It's kind of amazing to me that we've reached the point where using open source is not a matter of idealism, but rather risk management to guard against the threat of product regressions due to consumer-hostile takeovers.
Though can I just say that Free software is a much better term than Open Source (unless of course you only wish to say the source is publicly available).
Its amazing how adobe isn't porting anything to Linux, despite linux being starting to be used heavily now in the creative industries with the rise of blender and tons of work being done on render farms.
Blender and Krita are really high quality stuff, so hopefully problem solved. But those teams are really small compared to adobe.
That has always been my selfish reason for using free/open source software. I agree with the principles of free software too, but even if I didn't I would be using it just so I can be in control of my own computing.
Not to be too inflammatory, but it's always amazing to me how people will ignore a threat as long as possible, then pretend it just appeared once they are forced to acknowledge it.
Cloud features are critical in an enterprise setting
The UX in my org share all the figma designs through figma cloud, I can quickly provide feedback and this is important! All designs are stored in the cloud, I can quickly go back and refer them when necessary.
I am not sure if the open source solution provides all these features yet, but a new startup can provide these.
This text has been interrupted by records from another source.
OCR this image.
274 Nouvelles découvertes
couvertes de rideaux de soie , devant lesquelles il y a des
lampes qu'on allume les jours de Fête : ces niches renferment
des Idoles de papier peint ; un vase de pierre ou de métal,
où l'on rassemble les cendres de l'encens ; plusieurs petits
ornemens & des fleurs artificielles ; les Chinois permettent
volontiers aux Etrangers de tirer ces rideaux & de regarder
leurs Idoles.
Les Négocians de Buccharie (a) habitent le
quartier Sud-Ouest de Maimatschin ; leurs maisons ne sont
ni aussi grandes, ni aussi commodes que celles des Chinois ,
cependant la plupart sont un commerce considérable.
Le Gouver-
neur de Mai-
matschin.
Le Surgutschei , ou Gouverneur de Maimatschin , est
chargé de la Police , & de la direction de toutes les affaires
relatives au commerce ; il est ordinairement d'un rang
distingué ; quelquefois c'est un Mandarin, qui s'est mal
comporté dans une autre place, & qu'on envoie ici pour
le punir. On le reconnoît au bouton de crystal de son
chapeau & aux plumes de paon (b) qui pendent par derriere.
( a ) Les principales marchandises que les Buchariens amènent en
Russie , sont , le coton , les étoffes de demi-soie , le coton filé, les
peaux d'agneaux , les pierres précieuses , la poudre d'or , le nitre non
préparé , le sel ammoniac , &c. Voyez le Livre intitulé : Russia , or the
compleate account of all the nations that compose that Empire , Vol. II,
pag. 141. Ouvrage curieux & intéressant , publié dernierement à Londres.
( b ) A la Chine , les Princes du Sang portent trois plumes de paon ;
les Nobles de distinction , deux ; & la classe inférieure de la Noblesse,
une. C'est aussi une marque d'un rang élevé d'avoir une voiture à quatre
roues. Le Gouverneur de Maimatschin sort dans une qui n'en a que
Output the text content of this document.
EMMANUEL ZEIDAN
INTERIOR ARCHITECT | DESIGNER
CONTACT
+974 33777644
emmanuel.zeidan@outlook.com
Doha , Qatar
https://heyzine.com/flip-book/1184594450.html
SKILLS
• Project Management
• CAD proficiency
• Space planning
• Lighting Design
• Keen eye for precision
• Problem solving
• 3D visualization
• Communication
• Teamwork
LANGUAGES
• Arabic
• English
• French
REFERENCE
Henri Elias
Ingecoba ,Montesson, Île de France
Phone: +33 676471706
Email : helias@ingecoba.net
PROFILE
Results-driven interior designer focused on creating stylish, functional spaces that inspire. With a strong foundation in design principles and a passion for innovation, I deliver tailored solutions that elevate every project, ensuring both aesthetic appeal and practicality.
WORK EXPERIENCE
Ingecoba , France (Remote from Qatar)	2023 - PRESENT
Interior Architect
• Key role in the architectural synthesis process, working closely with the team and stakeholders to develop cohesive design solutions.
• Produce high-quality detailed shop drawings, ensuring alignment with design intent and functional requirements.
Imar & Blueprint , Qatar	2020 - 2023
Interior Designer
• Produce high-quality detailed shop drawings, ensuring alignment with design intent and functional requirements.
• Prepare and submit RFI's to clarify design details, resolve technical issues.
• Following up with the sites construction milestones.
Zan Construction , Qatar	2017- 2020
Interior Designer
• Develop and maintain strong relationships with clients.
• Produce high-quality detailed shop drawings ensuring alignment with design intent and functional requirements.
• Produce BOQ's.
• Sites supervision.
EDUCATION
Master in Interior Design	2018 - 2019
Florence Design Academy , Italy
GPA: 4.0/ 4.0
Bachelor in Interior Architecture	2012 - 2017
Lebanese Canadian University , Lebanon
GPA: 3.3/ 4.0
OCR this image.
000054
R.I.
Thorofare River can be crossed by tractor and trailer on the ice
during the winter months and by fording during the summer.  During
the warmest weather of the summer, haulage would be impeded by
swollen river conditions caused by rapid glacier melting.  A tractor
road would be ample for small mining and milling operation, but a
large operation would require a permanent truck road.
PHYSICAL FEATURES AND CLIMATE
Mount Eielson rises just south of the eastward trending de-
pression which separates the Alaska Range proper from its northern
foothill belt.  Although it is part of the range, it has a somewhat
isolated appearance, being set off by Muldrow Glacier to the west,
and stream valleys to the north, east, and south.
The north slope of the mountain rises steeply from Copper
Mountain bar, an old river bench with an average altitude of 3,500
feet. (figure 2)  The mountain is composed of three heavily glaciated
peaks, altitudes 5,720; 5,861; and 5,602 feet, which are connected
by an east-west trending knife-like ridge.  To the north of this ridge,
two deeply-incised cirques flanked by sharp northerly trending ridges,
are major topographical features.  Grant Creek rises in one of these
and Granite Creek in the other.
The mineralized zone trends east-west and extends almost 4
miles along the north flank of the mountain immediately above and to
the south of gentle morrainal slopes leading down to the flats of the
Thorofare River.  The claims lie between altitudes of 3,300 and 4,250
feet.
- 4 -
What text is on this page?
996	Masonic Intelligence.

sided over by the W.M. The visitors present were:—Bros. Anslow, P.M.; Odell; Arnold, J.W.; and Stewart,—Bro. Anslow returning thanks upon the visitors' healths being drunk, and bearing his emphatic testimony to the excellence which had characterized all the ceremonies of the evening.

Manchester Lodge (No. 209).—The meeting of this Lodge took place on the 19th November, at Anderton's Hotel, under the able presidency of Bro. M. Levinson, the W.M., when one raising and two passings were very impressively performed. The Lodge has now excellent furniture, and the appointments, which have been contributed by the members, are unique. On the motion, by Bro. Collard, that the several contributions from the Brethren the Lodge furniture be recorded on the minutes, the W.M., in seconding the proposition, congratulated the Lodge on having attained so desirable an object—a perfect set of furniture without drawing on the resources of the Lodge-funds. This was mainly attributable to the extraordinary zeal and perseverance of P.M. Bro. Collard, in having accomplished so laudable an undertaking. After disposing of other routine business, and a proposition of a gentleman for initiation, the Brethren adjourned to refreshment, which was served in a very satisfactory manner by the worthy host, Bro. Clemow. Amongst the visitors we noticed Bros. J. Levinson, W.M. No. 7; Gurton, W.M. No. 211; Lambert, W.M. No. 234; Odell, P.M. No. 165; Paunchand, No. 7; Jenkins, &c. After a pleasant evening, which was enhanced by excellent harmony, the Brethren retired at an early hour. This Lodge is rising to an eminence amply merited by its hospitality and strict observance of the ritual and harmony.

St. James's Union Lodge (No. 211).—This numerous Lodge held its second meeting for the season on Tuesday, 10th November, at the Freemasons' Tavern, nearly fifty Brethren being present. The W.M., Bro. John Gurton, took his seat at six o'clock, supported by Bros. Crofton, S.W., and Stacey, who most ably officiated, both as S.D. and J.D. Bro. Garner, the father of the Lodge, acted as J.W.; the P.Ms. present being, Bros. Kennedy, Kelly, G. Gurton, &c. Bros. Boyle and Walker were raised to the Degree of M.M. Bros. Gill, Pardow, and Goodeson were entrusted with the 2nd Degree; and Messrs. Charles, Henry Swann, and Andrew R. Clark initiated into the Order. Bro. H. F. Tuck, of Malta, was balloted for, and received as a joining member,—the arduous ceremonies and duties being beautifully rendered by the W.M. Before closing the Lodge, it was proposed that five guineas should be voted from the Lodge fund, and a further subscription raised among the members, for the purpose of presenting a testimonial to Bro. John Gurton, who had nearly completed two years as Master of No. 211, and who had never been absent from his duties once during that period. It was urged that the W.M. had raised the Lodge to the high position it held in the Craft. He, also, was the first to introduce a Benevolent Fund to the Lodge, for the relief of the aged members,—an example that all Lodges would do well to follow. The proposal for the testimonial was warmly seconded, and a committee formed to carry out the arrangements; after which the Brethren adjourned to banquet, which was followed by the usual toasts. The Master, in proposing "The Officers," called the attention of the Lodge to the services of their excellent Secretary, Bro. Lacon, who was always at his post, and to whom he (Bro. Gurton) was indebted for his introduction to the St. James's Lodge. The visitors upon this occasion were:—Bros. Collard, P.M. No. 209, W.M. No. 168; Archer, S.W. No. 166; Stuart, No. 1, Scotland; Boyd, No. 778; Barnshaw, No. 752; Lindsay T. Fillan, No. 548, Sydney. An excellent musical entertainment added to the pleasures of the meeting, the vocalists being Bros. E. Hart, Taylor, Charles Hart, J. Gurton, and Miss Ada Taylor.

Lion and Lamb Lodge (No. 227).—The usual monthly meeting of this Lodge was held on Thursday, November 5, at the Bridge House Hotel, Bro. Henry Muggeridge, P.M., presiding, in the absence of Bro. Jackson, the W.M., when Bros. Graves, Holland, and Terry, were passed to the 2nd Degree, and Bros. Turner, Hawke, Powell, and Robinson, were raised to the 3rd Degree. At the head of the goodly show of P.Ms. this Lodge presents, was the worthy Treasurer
I just signed up to Penpot right now and gave it a look. Seems at least there are a few things that are not in Penpot but in Figma:
- "Components" implemented differently so requires you to hit "Update master component" before changes in instances are visible
- Auto layout doesn't seem to exists
Probably more stuff, since Penpot is relatively new and FOSS, while Figma is old by startup standards with huge investments and a large team behind it.